I remember being flung about on the ground as if I were a sack of hay, and then the roughness of the bracken against my skin as Prince dragged me off the road and into the trees. And then I must have hit something with my head, because when I woke up, everything was woozy and I felt a lump on my skull almost as big as my fist, throbbing and hot from where I’d been struck. Prince, all heaving and sweaty, was still there, standing over me. And the rope was tight as a hangman’s noose round my wrist, so my fingers had turned white from lack of blood. When I wrenched off the rope, they tingled for ages with pins and needles, and there were rope burns and bruises. That rope saved me, though, because Prince had managed to wrap it round a tree when he’d bolted. The rope had pulled taut and had tethered him tight to the tree trunk, so in the end he can’t have dragged me very far. He’d tried to break free, but no matter how hard he pulled on that rope, it had only tightened more round the trunk and bound him to the tree. So the rope held him, and it held me. I had to cut myself loose with a pocketknife, but I left Prince tethered to the tree until I could figure out what to do.

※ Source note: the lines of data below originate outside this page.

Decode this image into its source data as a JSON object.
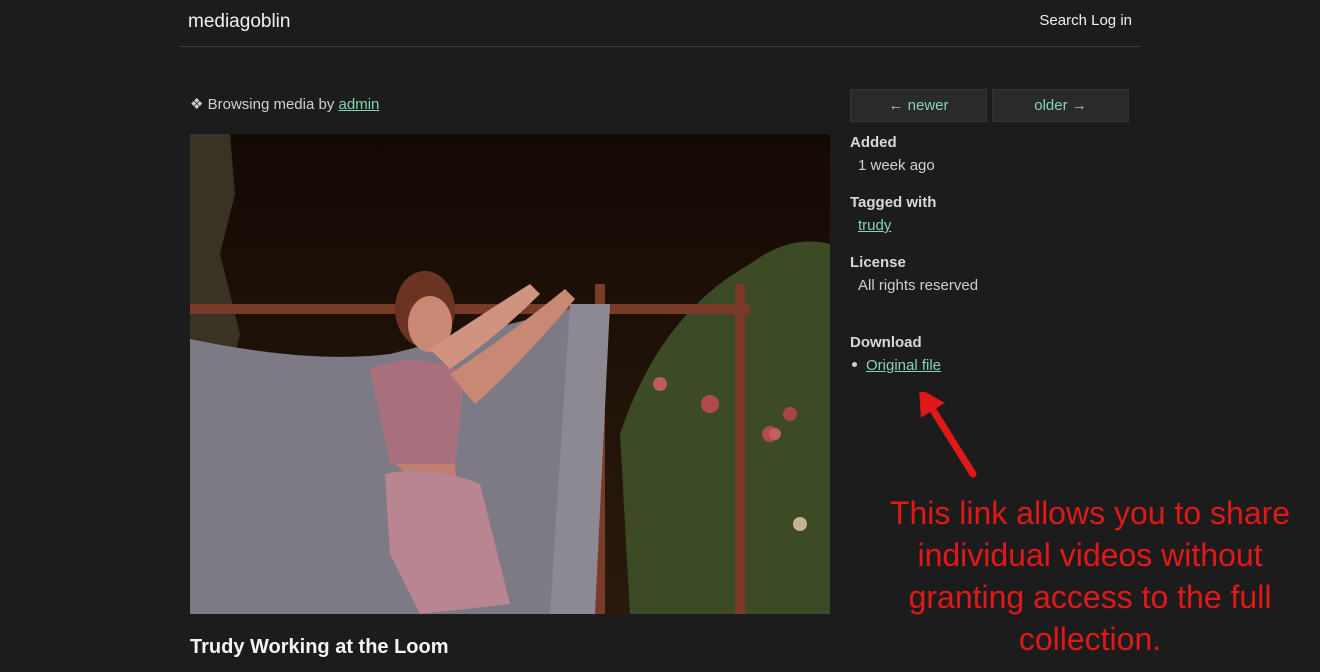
{
  "header": {
    "logo": "mediagoblin",
    "search_label": "Search",
    "login_label": "Log in"
  },
  "browsing": {
    "prefix": "❖ Browsing media by ",
    "user": "admin"
  },
  "nav": {
    "newer": "← newer",
    "older": "older →"
  },
  "media": {
    "title": "Trudy Working at the Loom"
  },
  "sidebar": {
    "added_label": "Added",
    "added_value": "1 week ago",
    "tagged_label": "Tagged with",
    "tag": "trudy",
    "license_label": "License",
    "license_value": "All rights reserved",
    "download_label": "Download",
    "download_link": "Original file"
  },
  "annotation": {
    "line1": "This link allows you to share",
    "line2": "individual videos without",
    "line3": "granting access to the full",
    "line4": "collection."
  },
  "colors": {
    "background": "#1c1c1c",
    "link": "#86d4b1",
    "annotation": "#e01818"
  }
}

I was still woozy. The last thing I remembered before I was knocked out was the machinegun rattle and the sky filled with German planes roaring above. Now the noise was gone. The sky was silent. And the forest too. And when I shouted out for my parents, again and again, there was nothing. Everybody had gone and we were alone …
***
Zofia rose to her feet, forcing little Rolf to stand up and leap off her lap on to the carpet. “We will finish now,” she said.
“No!” Mira was distraught. “We can’t stop now. I need to know what happens next!”